Сергей запомнил этот бой навсегда. Идти немцам надо было метров триста, по пояс в вязкой жиже. Они упорно лезли через торфяник, быстро передвигаться по которому просто невозможно. Из леса немцев прикрывали пулеметы, но стреляли они вслепую: партизаны били из чащи леса и часто меняли позиции.

– Береги патроны! Тщательно целься! Никуда они с этого болота не денутся! – приказал командир.

Это был даже не бой, а учебные стрельбы. Бахали винтовочные выстрелы, «дегтярев» и «максим» плевались короткими очередями. И фигуры в серо-зеленых мундирах одна за другой скрывались в черной жиже. До островка дошло человек десять немцев, чтобы найти свою смерть на суше… Пару пленных все-таки взяли. Как оказалось, это были люди из «999-го батальона». Немецкие штрафники. От пленных разило водкой так, что хотелось закусить. По их словам, начальство отдало приказ – уничтожить бандитов во что бы то ни стало. А гауптману казалось, что, увидев наступающих солдат, бандиты то ли сразу сдадутся, то ли со страху утопятся в болоте… О том, что им будут всерьез сопротивляться, никто из немцев даже не думал. Да уж, с тех пор фрицы кое-чему научились…

Впрочем, как стало известно уже потом, большинство наскоро сформированных в начале войны партизанских отрядов немцы все же дожали и уничтожили. Строго по закону Дарвина. Выжили те, кто сумел приспособиться к условиям лесной войны. Такие, как отряд Аганбекова.

Глава 7Люди с той стороны

23 мая, партизанский штаб

Сергею Мельникову приходилось видеть разных пленных. В начале войны были и такие, которые полагали, что их сейчас с извинениями отпустят. К примеру, один майор совершенно искренне предлагал: выходите вместе со мной к ближайшей немецкой части, я вам гарантирую жизнь и хорошее обращение. Некоторые вообще не понимали, что с ними приключилось. Как это так: в глубоком тылу непобедимой немецкой армии они вдруг оказались пленными? Потом времена изменились. Фрицы кое-что узнали о нравах и традициях партизан. Чаще всего пленные либо откровенно трусили, либо, наоборот, демонстрировали полную покорность судьбе. Дескать, все равно убьют, так давайте быстрее… Некоторые, особо смелые или убежденные в светлых идеях национал-социализма, по этой же причине куражились. Мол, все равно знамя со свастикой будет реять над Москвой, а вас, жидов и комиссаров, развешают на фонарях.

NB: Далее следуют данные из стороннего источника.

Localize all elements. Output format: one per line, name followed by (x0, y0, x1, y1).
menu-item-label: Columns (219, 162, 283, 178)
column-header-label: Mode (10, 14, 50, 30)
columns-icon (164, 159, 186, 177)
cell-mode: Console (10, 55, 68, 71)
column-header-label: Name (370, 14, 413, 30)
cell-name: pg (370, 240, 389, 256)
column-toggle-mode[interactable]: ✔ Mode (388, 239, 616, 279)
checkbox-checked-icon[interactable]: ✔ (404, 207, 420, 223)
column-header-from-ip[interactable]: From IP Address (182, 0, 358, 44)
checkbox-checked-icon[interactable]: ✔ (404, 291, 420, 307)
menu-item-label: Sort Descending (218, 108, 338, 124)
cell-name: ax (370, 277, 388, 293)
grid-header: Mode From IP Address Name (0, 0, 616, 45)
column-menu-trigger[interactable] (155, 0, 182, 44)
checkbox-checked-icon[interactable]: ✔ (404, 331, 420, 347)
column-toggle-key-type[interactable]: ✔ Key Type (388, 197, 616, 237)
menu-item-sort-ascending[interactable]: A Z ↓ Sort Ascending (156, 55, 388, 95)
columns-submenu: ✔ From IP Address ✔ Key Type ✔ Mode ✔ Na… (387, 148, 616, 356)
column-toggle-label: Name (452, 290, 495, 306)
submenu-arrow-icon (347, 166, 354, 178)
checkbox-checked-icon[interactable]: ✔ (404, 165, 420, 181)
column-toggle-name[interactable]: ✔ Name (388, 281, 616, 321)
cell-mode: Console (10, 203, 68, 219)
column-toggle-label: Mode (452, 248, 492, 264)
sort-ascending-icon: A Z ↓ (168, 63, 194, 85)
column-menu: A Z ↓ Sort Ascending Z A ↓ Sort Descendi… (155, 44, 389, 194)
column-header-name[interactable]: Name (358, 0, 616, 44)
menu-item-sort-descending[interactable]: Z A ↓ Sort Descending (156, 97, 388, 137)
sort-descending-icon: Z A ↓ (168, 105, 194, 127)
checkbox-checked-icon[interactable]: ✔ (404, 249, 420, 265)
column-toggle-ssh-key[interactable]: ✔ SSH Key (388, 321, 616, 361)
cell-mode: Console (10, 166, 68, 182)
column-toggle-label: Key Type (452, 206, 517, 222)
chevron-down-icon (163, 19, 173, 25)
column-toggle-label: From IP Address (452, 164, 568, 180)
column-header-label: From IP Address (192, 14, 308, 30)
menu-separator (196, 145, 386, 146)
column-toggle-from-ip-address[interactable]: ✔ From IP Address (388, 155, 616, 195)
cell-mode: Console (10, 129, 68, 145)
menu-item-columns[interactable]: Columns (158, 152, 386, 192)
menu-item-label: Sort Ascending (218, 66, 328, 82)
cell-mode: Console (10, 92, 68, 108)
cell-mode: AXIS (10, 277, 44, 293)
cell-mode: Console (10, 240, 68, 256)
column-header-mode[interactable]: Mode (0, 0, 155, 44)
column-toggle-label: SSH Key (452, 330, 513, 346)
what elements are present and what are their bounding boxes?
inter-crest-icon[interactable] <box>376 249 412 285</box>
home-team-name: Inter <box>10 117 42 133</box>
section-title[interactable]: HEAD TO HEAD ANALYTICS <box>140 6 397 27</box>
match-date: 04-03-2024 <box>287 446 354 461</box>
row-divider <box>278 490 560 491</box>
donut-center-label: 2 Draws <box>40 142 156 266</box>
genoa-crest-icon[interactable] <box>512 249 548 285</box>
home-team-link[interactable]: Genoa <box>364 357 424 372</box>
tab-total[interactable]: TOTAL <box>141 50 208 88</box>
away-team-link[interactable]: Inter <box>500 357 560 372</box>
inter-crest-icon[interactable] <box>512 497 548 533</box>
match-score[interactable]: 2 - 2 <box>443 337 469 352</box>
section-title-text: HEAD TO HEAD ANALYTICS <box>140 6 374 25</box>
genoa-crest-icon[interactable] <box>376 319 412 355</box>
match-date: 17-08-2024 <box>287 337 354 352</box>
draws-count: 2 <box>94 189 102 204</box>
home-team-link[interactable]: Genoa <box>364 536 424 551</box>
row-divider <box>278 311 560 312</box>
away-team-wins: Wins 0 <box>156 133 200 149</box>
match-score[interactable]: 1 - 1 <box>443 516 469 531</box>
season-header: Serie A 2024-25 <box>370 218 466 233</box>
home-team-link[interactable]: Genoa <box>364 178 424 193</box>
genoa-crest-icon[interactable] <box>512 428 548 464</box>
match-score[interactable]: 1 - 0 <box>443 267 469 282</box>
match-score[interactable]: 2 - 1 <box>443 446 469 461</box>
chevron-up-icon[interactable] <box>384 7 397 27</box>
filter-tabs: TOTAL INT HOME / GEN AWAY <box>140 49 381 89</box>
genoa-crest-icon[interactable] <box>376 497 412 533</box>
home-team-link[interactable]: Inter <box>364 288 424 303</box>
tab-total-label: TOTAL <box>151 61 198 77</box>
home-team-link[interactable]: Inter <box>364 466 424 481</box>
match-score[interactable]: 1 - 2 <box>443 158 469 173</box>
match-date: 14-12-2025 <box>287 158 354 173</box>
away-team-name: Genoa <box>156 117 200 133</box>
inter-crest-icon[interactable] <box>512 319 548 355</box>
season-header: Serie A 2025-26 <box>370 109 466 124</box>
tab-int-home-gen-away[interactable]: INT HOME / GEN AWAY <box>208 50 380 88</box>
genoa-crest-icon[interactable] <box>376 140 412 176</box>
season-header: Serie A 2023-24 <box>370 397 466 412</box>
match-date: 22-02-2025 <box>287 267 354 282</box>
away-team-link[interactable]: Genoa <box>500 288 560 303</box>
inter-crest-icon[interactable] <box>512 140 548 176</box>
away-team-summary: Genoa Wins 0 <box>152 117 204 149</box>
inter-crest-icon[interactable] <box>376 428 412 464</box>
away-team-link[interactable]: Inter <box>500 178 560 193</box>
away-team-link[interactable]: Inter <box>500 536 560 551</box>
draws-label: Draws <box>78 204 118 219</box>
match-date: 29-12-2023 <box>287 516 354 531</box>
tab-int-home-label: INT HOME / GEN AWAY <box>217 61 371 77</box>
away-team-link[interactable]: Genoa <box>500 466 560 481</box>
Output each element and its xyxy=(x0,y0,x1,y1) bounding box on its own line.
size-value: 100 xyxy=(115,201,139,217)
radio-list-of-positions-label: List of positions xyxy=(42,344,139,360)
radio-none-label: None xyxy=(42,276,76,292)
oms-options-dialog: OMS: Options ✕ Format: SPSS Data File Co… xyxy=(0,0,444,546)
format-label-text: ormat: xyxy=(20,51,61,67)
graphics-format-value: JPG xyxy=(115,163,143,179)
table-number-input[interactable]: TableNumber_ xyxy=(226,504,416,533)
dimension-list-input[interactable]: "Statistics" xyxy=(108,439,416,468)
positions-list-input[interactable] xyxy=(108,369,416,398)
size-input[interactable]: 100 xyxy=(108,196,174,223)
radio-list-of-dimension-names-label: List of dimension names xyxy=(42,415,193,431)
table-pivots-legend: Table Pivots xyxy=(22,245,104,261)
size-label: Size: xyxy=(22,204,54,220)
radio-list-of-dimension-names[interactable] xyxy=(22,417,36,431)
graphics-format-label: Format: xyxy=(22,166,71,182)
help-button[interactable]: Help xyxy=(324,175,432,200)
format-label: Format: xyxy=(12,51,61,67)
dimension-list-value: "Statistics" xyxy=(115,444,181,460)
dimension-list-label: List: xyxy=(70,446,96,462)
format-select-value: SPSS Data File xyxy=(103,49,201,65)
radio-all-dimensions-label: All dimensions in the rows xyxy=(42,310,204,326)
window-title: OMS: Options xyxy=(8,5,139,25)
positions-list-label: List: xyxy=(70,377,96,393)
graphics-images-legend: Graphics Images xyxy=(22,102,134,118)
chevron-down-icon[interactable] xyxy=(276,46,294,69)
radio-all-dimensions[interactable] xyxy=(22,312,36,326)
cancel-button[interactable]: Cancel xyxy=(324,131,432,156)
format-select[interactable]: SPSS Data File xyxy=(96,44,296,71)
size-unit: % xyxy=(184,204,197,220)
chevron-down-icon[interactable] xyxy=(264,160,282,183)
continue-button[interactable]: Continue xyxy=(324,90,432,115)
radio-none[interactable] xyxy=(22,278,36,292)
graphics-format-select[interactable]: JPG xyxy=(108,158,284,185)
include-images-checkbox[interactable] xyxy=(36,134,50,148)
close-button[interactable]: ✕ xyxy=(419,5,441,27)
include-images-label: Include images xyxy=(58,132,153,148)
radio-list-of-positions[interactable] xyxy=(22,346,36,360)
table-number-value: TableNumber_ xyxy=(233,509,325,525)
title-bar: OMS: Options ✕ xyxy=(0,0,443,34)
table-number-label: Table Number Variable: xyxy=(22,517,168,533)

А вот этот, захваченный Мельниковым в бою у брода, поразил. Сергей выполнял роль переводчика. Сухих, хоть и владел немецким, но по его же словам, приобретено было это знание «на медные деньги», уже во время войны, на каких-то там курсах.

Пленный был высоким, ростом с Мельникова, плечистым голубоглазым блондином. В общем, истинный ариец. Войдя, как это положено у немцев по уставу, щелкнул каблуками:

– Господин обер-лейтенант, пленный Олаф Нильсен явился.

Сухих кивнул ему на чурбак, выполняющий роль стула.

– Ваше должность и звание?

– Штурмфюрер[35], командир отряда D группы «Вервольф», который вы так удачно разбили.